Simple Queries in SQL: Rules for Single-Table Query Processing

Single-table queries are generally simple, and it’s usually easy to understand the meaning of a query just by reading the SELECT statement. As queries become more complex, however, it’s important to have a more precise “definition” of the query results that will be produced by a given SELECT statement. The following steps describe the procedure for generating the results of a SQL query that includes the clauses described in this chapter.

As these steps show, the query results produced by a SELECT statement are specified by applying each of its clauses, one by one. The FROM clause is applied first (selecting the table containing data to be retrieved). The WHERE clause is applied next (selecting specific rows from the table). The SELECT clause is applied next (generating the specific columns of query results and eliminating duplicate rows, if requested). Finally, the ORDER BY clause is applied to sort the query results.

To generate the query results for a SELECT statement, follow these steps:

  1. Start with the table named in the FROM
  2. If there is a WHERE clause, apply its search condition to each row of the table, retaining those rows for which the search condition is TRUE, and discarding those rows for which it is FALSE or NULL.
  3. For each remaining row, calculate the value of each item in the select list to produce a single row of query results. For each column reference, use the value of the column in the current row.
  4. If SELECT DISTINCT is specified, eliminate any duplicate rows of query results that were produced.
  5. If there is an ORDER BY clause, sort the query results as specified.

The rows generated by this procedure comprise the query results.

These “rules” for SQL query processing will be expanded several times in the next three chapters to include the remaining clauses of the SELECT statement.

1. Combining Query Results (union) *

Occasionally, it’s convenient to combine the results of two or more queries into a single table of query results. SQL supports this capability through the UNION feature of the SELECT statement. Figure 6-15 illustrates how to use the UNION operation to satisfy the following request:

List all the products where the price of the product exceeds $2,000 or where more than $30,000 of the product has been ordered in a single order.

The first part of the request can be satisfied with the top query in the figure:

List all the products whose price exceeds $2,000.

SELECT MFR_ID, PRODUCT_ID

FROM PRODUCTS

WHERE PRICE > 2000.00

MFR_ID  PRODUCT_ID

—————–

ACI      4100Y

REI      2A44L

ACI      4100Z

REI      2A44R

Similarly, the second part of the request can be satisfied with the bottom query in the figure:

List all the products where more than $30,000 of the product has been ordered in a single order.

SELECT DISTINCT MFR, PRODUCT

FROM ORDERS

WHERE AMOUNT > 30000.00

MFR  PRODUCT

———–

IMM  775C

REI  2A44L

REI  2A44R

As shown in Figure 6-15, the UNION operation produces a single table of query results that combines the rows of the top query results with the rows of the bottom query results. The SELECT statement that specifies the UNION operation looks like this:

List all the products where the price of the product exceeds $2,000 or where more than $30,000 of the product has been ordered in a single order.

SELECT MFR_ID, PRODUCT_ID

FROM   PRODUCTS

WHERE  PRICE > 2000.00

UNION

SELECT DISTINCT MFR, PRODUCT

FROM ORDERS

WHERE AMOUNT > 30000.00

ACI      4100Y

ACI      4100Z

IMM       775C

REI      2A44L

REI      2A44R

There are severe restrictions on the tables that can be combined bya UNION operation:

  • The two tables must contain the same number of columns.
  • The data type of each column in the first table must be the same as the data type of the corresponding column in the second table.
  • Neither of the two tables can be sorted with the ORDER BY However, the combined query results can be sorted, as described in the following section.

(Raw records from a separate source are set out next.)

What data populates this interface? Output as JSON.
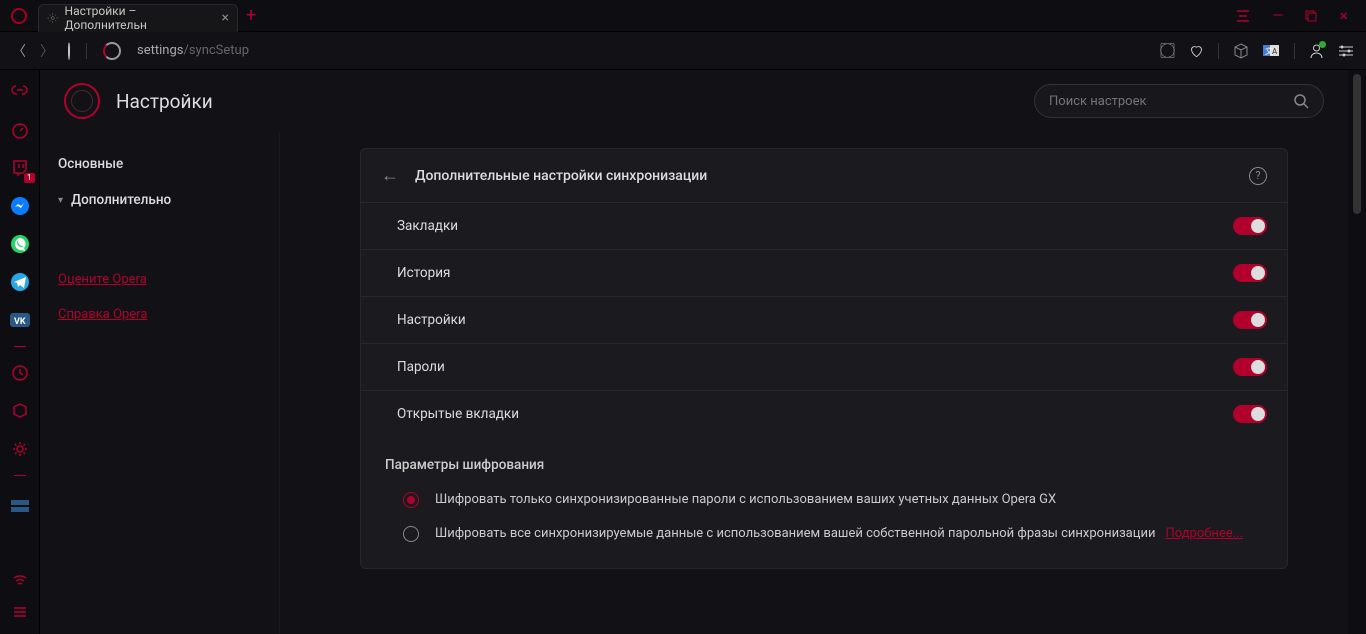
{
  "tab_title": "Настройки – Дополнительн",
  "url_host": "settings",
  "url_path": "/syncSetup",
  "page_title": "Настройки",
  "search_placeholder": "Поиск настроек",
  "sidebar": {
    "basic": "Основные",
    "advanced": "Дополнительно",
    "rate": "Оцените Opera",
    "help": "Справка Opera"
  },
  "card": {
    "title": "Дополнительные настройки синхронизации",
    "toggles": [
      "Закладки",
      "История",
      "Настройки",
      "Пароли",
      "Открытые вкладки"
    ]
  },
  "encryption": {
    "title": "Параметры шифрования",
    "opt1": "Шифровать только синхронизированные пароли с использованием ваших учетных данных Opera GX",
    "opt2": "Шифровать все синхронизируемые данные с использованием вашей собственной парольной фразы синхронизации",
    "learn_more": "Подробнее..."
  },
  "rail_badge": "1"
}
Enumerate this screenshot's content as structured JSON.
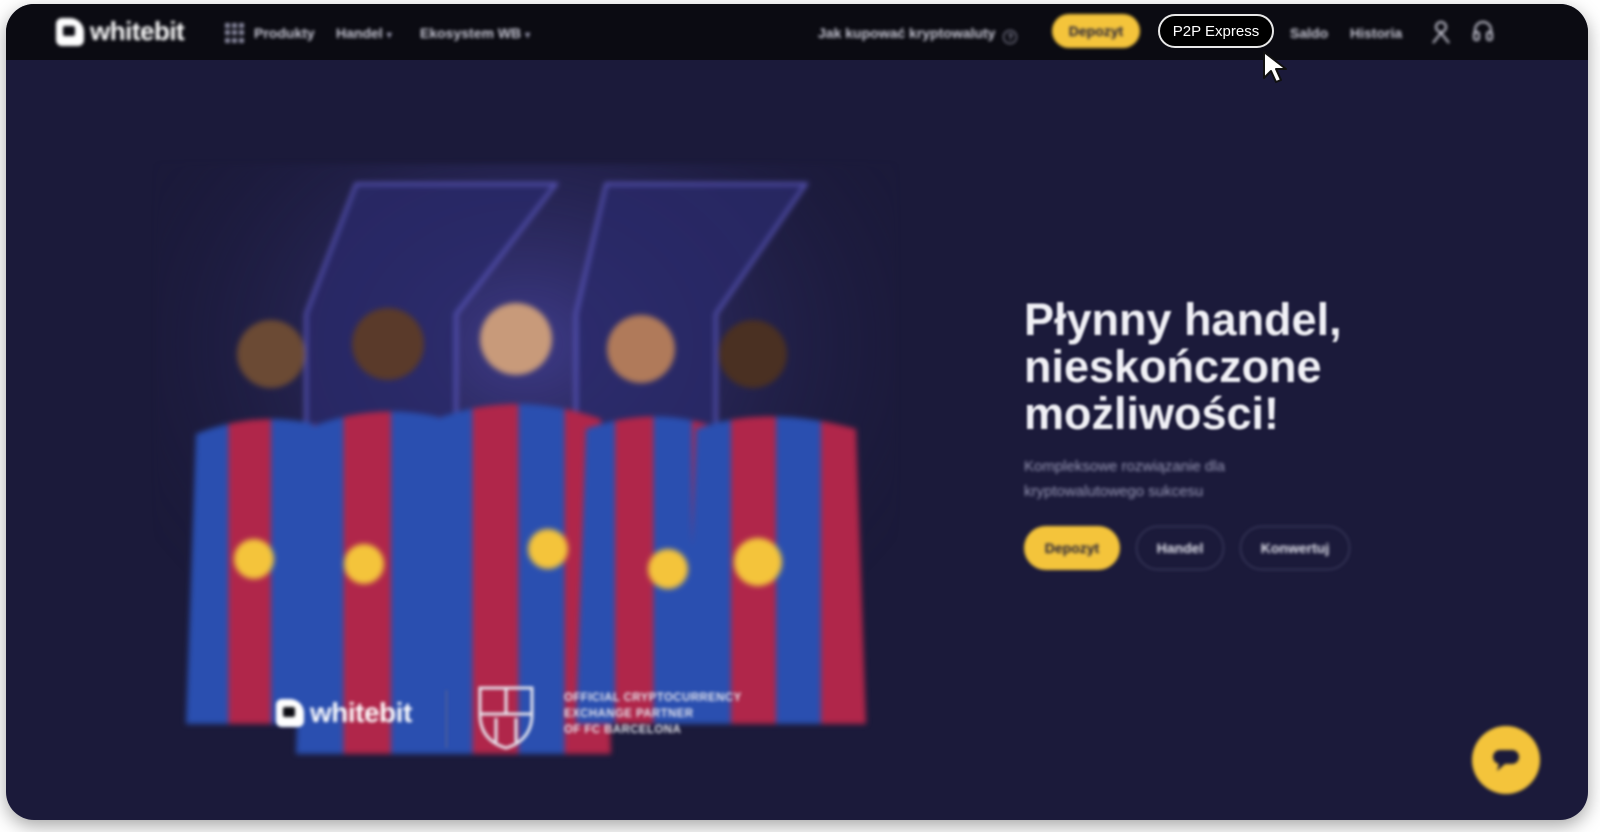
{
  "nav": {
    "logo_text": "whitebit",
    "products": "Produkty",
    "trade": "Handel",
    "ecosystem": "Ekosystem WB",
    "how_to_buy": "Jak kupować kryptowaluty",
    "deposit": "Depozyt",
    "p2p_express": "P2P Express",
    "balance": "Saldo",
    "history": "Historia"
  },
  "hero": {
    "title_lines": [
      "Płynny handel,",
      "nieskończone",
      "możliwości!"
    ],
    "subtitle": "Kompleksowe rozwiązanie dla kryptowalutowego sukcesu",
    "buttons": {
      "deposit": "Depozyt",
      "trade": "Handel",
      "convert": "Konwertuj"
    }
  },
  "partner": {
    "logo_text": "whitebit",
    "line1": "OFFICIAL CRYPTOCURRENCY",
    "line2": "EXCHANGE PARTNER",
    "line3": "OF FC BARCELONA"
  },
  "colors": {
    "background": "#1b1a3a",
    "nav": "#0b0b12",
    "accent": "#f4c43b",
    "jersey_blue": "#2a4fb0",
    "jersey_red": "#b0264a"
  },
  "icons": [
    "grid-icon",
    "chevron-down-icon",
    "help-icon",
    "user-icon",
    "headset-icon",
    "cursor-icon",
    "chat-icon"
  ]
}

Note that the column names of the two queries combined by UNION do not have to be identical. In the preceding example, the first table of query results has columns named MFR_ID and PRODUCT_ID, while the second table of query results has columns named MFR and PRODUCT. Because the columns in the two tables can have different names, the columns of query results produced by the UNION operation are unnamed.

The ANSI/ISO SQL standard specifies a further restriction on a SELECT statement that participates in a UNION operation. It permits only column names or an all-columns specification (SELECT *) in the select list and prohibits expressions in the select list. Most commercial SQL implementations relax this restriction and permit simple expressions in the select list. However, many SQL implementations do not allow the SELECT statements to include the GROUP BY or HAVING clauses, and some do not allow column functions in the select list (prohibiting summary queries as described in Chapter 8). In fact, some SQL implementations do not support the UNION operation at all.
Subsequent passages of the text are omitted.